Наконец она, в восторге изогнувшись всем телом, выкрикнула его имя. А еще через несколько мгновений Ронни, утолив свою жажду, уронил голову ей на грудь…
Она продолжала обвивать его талию руками и ногами, крепко прижимая его к себе. Он повернул к ней голову, и на его лице мелькнула слабая улыбка.
— Только не говори, что тебе очень жаль, — услышала она его шепот.
— Почему? — спросила она бездумно.
— И не говори, что мне не следовало притрагиваться к тебе.
Она лишь вздохнула в ответ…
Они пролежали на душистой травяной перине еще несколько минут, слившись телами в тесном объятии. «Что за идиотский вид!» — вдруг подумала она. Обеими руками оттолкнула его и приподнялась. Ронни откинулся навзничь и остался лежать, запрокинув голову. Марина медлила спускаться с сена, она повернулась набок и оглядела лежащего рядом мужчину. Его полузакрытые глаза были темного, дремотного цвета, а губы словно ожидали новых поцелуев. Она снова почувствовала возбуждение. Но на этот раз разум возобладал над эмоциями.
— Ронни! — раздраженно произнесла она.
Он поднял голову.
— Да?
— Ты что-то собирался сказать?
— Только то, что я в восторге.
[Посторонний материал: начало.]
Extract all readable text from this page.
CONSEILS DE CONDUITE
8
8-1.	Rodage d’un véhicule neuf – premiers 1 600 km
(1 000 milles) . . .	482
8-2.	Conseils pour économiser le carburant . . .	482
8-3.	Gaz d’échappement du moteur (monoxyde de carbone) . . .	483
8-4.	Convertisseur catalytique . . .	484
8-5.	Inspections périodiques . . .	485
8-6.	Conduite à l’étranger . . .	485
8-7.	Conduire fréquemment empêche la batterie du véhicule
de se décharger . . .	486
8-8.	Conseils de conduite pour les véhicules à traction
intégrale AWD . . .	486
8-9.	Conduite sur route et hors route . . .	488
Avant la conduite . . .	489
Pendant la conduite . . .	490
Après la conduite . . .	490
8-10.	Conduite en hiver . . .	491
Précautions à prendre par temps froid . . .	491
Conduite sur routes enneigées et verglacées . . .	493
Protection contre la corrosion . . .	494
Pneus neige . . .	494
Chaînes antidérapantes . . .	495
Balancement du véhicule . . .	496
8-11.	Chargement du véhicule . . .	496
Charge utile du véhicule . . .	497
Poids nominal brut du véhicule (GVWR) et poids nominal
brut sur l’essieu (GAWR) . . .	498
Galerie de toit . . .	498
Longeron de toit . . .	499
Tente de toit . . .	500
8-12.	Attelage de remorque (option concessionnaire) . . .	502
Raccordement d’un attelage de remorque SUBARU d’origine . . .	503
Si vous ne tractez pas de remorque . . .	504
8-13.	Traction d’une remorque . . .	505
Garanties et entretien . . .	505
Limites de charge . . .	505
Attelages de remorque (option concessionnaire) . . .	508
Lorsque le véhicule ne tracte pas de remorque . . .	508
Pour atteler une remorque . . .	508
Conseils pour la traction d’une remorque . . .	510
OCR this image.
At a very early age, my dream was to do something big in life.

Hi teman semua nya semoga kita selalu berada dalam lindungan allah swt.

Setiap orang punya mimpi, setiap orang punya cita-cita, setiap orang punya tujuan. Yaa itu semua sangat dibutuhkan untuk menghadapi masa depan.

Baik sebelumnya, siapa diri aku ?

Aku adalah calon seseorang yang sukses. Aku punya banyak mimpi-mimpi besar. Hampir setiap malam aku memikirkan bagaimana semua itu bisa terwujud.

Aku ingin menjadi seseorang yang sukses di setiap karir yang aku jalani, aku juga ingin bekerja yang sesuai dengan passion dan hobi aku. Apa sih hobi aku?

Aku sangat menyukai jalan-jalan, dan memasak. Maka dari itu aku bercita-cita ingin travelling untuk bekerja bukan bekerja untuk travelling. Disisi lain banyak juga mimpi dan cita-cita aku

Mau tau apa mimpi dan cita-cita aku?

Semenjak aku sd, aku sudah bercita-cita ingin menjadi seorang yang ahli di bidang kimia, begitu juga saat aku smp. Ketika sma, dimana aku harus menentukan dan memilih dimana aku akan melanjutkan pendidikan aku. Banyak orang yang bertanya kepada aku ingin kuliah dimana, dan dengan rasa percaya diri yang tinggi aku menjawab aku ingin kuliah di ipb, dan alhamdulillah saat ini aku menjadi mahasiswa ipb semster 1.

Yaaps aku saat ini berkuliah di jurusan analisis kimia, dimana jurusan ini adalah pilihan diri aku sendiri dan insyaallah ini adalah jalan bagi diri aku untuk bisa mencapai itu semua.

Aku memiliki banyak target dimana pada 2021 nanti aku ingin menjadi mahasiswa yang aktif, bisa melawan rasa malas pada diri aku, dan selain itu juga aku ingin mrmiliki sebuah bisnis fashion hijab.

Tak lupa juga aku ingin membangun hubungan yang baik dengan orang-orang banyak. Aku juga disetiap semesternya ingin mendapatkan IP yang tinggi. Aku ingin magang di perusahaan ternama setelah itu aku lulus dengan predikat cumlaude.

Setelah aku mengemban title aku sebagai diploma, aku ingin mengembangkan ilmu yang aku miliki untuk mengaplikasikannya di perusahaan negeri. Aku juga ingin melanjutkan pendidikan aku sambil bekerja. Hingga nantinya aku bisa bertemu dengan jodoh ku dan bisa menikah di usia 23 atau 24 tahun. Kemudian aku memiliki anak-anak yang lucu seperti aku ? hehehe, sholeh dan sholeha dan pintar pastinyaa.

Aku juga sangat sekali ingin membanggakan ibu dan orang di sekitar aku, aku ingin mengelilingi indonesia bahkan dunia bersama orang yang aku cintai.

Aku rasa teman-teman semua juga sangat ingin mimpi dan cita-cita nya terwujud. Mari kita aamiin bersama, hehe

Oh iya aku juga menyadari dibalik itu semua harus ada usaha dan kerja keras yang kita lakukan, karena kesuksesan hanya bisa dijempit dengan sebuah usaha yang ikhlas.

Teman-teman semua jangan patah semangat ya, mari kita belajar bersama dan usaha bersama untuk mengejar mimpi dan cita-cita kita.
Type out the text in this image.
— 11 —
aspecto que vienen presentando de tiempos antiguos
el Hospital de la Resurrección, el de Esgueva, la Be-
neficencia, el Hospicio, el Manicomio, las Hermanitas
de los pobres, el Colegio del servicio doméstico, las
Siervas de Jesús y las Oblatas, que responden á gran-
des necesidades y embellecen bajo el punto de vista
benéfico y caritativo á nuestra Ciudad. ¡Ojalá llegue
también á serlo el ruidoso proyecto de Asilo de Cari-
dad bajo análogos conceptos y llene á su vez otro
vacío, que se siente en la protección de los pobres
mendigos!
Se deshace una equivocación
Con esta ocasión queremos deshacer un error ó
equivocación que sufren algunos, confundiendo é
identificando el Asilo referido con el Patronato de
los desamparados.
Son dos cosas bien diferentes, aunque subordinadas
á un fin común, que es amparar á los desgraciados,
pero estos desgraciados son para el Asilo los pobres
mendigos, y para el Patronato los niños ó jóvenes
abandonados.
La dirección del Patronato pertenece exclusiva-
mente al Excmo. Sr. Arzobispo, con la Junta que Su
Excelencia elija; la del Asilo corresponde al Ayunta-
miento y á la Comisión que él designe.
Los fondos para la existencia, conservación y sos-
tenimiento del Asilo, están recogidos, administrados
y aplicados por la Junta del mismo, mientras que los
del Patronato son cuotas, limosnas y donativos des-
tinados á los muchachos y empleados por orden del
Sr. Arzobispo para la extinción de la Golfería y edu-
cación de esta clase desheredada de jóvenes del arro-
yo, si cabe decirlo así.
А ты, конечно, злишься?
— Больно нужно мне злиться, но все происходящее между нами очень странно, согласись.
Во дворе стукнула калитка, и послышались звонкие голоса детей.
Марина в испуге спрыгнула со стога. Ронни, обнаженный, тоже слез на пол и подошел к двери.
— Они прошли в дом, — сказал он, прильнув глазом к щели.
Марина разыскала свою разбросанную одежду и принялась торопливо одеваться.
— Я в таком виде, о ужас… В волосах сено… Как думаешь, они догадаются, когда увидят нас?
Ронни, засмеявшись, пожал плечами и тоже начал одеваться.
— А если и догадаются, то что из того? — спросил он спокойно. — Мы муж и жена, ты так сама захотела!
— Не болтай ерунду. Я вынуждена была это сказать, чтобы не оказаться в глупом положении. В конце концов, кашу заварил ты, привезя меня сюда!
— Как жаль, что в доме у Эдуарда нет душа, — невозмутимо посетовал Ронни, покидая пристройку.
Марина вышла только через десять минут, потратив это время на вычесывание из волос травы и приведение своей внешности в порядок. Чтобы пройти в дом, ей пришлось протолкаться через толпу человек в пятнадцать. Толпа в основном состояла из подростков и молодежи. Они были настолько поглощены разглядыванием кого-то в окнах веранды, что не обратили на нее никакого внимания.
— Это Ронни Сэндз… — услышала Марина их перешептывания. — Сам Ронни Сэндз? Не может быть. Какой-то другой мужик, похожий на него… Нет, это он сам!..
В большой комнате помимо Ронни, Лидии Петровны, Насти и обоих внуков сидели три незнакомые женщины и долговязый мужчина средних лет, в потертом мышином пиджаке и галстуке. Оказалось, соседи. Прослышав от детей о приезде американской знаменитости, они явились к Воронихиным, чтобы лично в этом удостовериться. На Сэндза они смотрели как на диковинного зверя, а тот, надев на лицо дежурную улыбку, уклончиво и не слишком внятно отвечал на их вопросы. В обществе зоотехника и доярок он чувствовал себя скованно, однако старался не показывать этого. Доярок прежде всего интересовало, сколько он зарабатывает. Это был тот самый вопрос, на который они прямо-таки жаждали получить конкретный ответ, а Ронни именно об этом меньше всего хотелось распространяться. Увидев Марину, он поспешно поднялся с дивана.